El capitán gales de los arqueros habló con un tono totalmente inocente y levantó la vista con un gruñido de agradecimiento cuando Bertrand, a un gesto de Ash, trajo unas copas de cuerno llenas de vino aguado. Robert Anselm le lanzó a Ash una mirada llena de intención.

—¿Es eso cierto, por Dios? —murmuró Ash para sí—. ¿Y esa reorganización tuya del campamento implicaba poner todas las lanzas flamencas juntas?

—No, jefe, eso lo hizo van Mander cuando llegamos aquí.

Los pendones de las tiendas que veía le indicaban al ojo experto de Ash que todo el cuarto posterior del campamento estaba compuesto de tiendas flamencas, entre las cuales no se entremezclaba ninguna otra nación.
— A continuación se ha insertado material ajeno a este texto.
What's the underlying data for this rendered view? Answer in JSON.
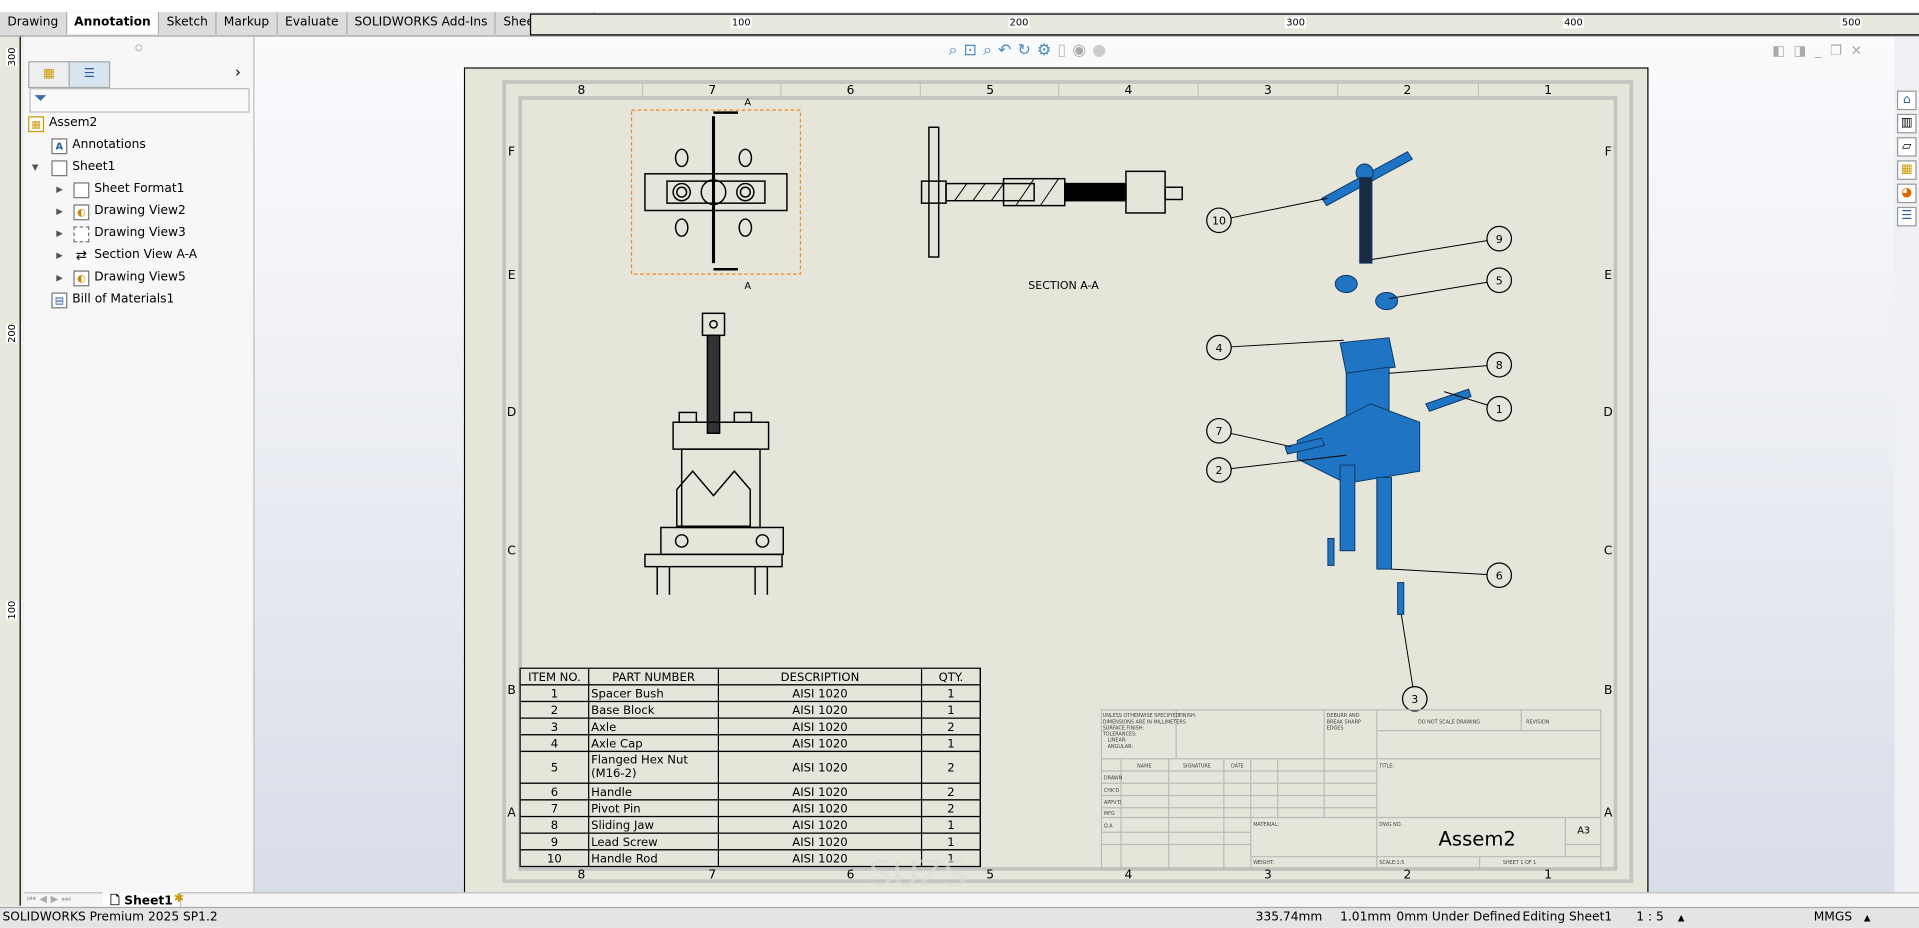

El resto era, como siempre, una promiscua mezcla de tierras.

Asintió pensativa, con la mirada ausente y clavada en un grupo de mujeres que pasaban con faldas de lino y camisolas sucias, riéndose mientras se dirigían hacia la puerta del campamento y (era de suponer) hacia la ciudad de Dijon.

—Déjalo estar por ahora —dijo—. Pero ya que estamos en ello, quiero doble guardia en el perímetro a partir de ahora. No quiero que los hombres de Monforte o los chavales borgoñones entren a mangar nada y no quiero que los nuestros salgan a ponerse como cubas todo el tiempo. Que vayan a la ciudad en grupos, no más de veinte cada vez. A ver si reducimos al mínimo las peleas gratuitas.